Love Never Ends

So great to get some singing help on our latest recording effort; thanks Trace, Dill, Eva, Violet, Ruby, Mom, E the Gibbster, Keythe, Alan, Jim, & Darmini! We now have quite a collection of tunes ready for mix. I’m looking forward to getting our one Christmas-themed song “Angel’s Song” up and ready for download in the next month. Come on back to check it out.

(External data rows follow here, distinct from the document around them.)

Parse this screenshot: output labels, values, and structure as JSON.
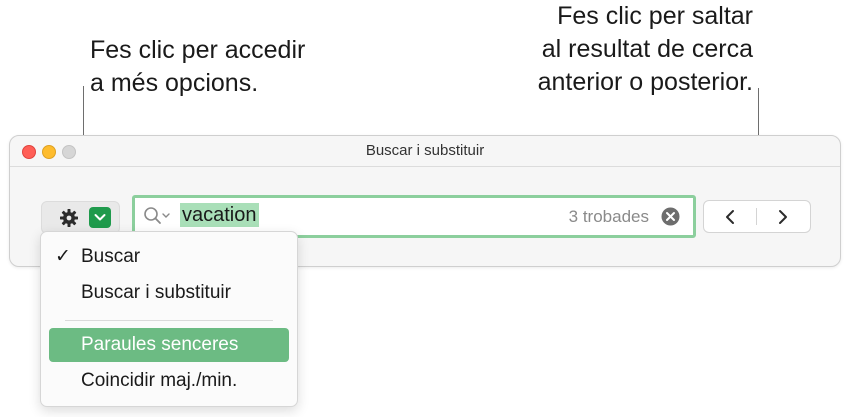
{
  "callouts": {
    "options_line1": "Fes clic per accedir",
    "options_line2": "a més opcions.",
    "nav_line1": "Fes clic per saltar",
    "nav_line2": "al resultat de cerca",
    "nav_line3": "anterior o posterior."
  },
  "window": {
    "title": "Buscar i substituir"
  },
  "search": {
    "query": "vacation",
    "match_count": "3 trobades"
  },
  "menu": {
    "items": [
      {
        "label": "Buscar",
        "checked": true
      },
      {
        "label": "Buscar i substituir",
        "checked": false
      },
      {
        "label": "Paraules senceres",
        "highlighted": true
      },
      {
        "label": "Coincidir maj./min.",
        "checked": false
      }
    ],
    "check_mark": "✓"
  },
  "icons": {
    "gear": "gear-icon",
    "options_chevron": "chevron-down-icon",
    "search": "magnifier-icon",
    "clear": "clear-icon",
    "prev": "chevron-left-icon",
    "next": "chevron-right-icon"
  },
  "colors": {
    "accent": "#1f9a4c",
    "field_focus": "#8ccf9d",
    "selection": "#a9dfb8",
    "menu_highlight": "#6cbb83"
  }
}
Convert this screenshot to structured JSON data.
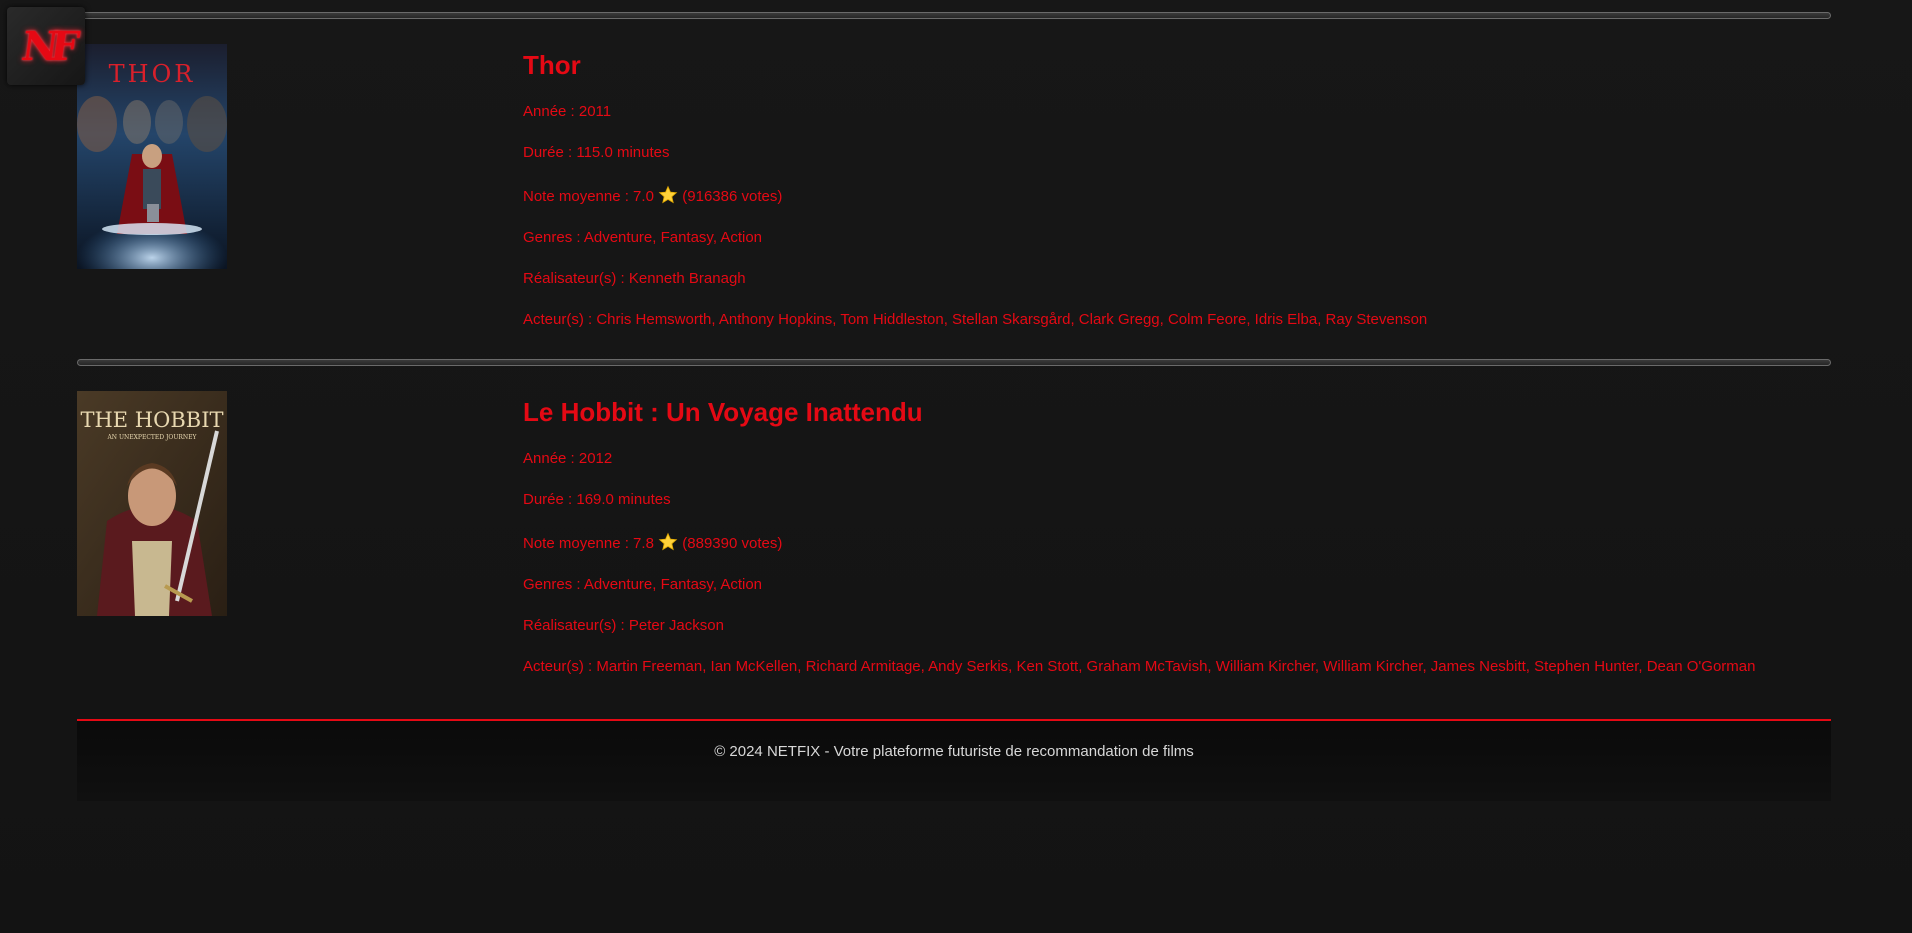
{
  "brand": {
    "logo_text": "NF",
    "accent": "#e50914"
  },
  "movies": [
    {
      "title": "Thor",
      "poster_text": "THOR",
      "year": "Année : 2011",
      "duration": "Durée : 115.0 minutes",
      "rating_prefix": "Note moyenne : 7.0",
      "rating_icon": "star-icon",
      "rating_votes": "(916386 votes)",
      "genres": "Genres : Adventure, Fantasy, Action",
      "directors": "Réalisateur(s) : Kenneth Branagh",
      "actors": "Acteur(s) : Chris Hemsworth, Anthony Hopkins, Tom Hiddleston, Stellan Skarsgård, Clark Gregg, Colm Feore, Idris Elba, Ray Stevenson"
    },
    {
      "title": "Le Hobbit : Un Voyage Inattendu",
      "poster_text": "THE HOBBIT",
      "poster_subtext": "AN UNEXPECTED JOURNEY",
      "year": "Année : 2012",
      "duration": "Durée : 169.0 minutes",
      "rating_prefix": "Note moyenne : 7.8",
      "rating_icon": "star-icon",
      "rating_votes": "(889390 votes)",
      "genres": "Genres : Adventure, Fantasy, Action",
      "directors": "Réalisateur(s) : Peter Jackson",
      "actors": "Acteur(s) : Martin Freeman, Ian McKellen, Richard Armitage, Andy Serkis, Ken Stott, Graham McTavish, William Kircher, William Kircher, James Nesbitt, Stephen Hunter, Dean O'Gorman"
    }
  ],
  "footer": {
    "text": "© 2024 NETFIX - Votre plateforme futuriste de recommandation de films"
  }
}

As my first blog entry on the new site, I want to say thanks again to our web guru Jim Rispin for dialing everything in. I also want to share a certain optimism I sense despite the heart-gripping losses to our family. The first Thanksgiving without our brother Chet is not going to be easy. God bless the Liptons for all they do! I just had the pleasure of plowing through a number of squash dishes Sharon, Mom and Lolo cooked up over at the Misners the other night. Why? Because Lolo had “all this squash.” We sat around the table to laugh and engage in spirited discussions about the good stuff: religion, politics and old family stories. I thoroughly enjoyed myself. I still miss Chet. I still miss Dad. I still miss KJ. And I’ve come to cherish spontaneous togetherness. Love does never end.

All in the Balance

Last night my brother and I hashed out some cello parts in time for today’s cello session; it’s an intriguing multi-level balancing act, this “producing together” thing, especially when it comes to the cello parts we write out. I LOVE the cello! –the canyon-wide range, soaring heights, smooth deeps as well as the jagged edges. In our context for Zehnder, it’s that third vocal, that third stringed instrument, the magic three -somebody stop me before I start calling it the holy spirit of this band’s trinity :0/ All that to say, my challenge is to write less; I’m easily swayed into letting the cello burst all over the song; and yet, it needs to breathe and be more than just the long sustained notes that Adrienne has affectionately referred to as “laying eggs.” It needs to add and not detract; and, the real challenge, be a part that both Tom and I agree does all that. Now THAT’s walking the wire over Niagara, ain’t it? But I must admit, it’s a real pleasure to strip away all the really good ideas and wind up with the essence of what needs to be there; it’s an adventure I would not want to take with anyone else, not that anyone else could stand to go with me; thank God for twin brothers!

Death & Life

It’s been about a month since Chet, my brother-in-law died at 45 of cancer and over a year since my dad died of another cancer… life has taken on a certain immediacy; just the other day, mom had me and my brother going through dad’s closet looking at shirts/shoes I might need- always thought it convenient we (that’s dad and his two sons) were roughly the same size. I had completely put out of my mind that my mom still had all these clothes that my brother and I had jokingly referred to as “must-steals” when dad would hold it up out of the gift box on some Christmas morning. We told stories; many were the familiar and a surprising number were newly delicious. The night ended with me muscling hangers and bags heavy with memories, “stealing away with the must-steals,” a pun I can just hear my dad saying. And I realize as I write this, I have managed to wear something of dad’s every day since. I guess I always will.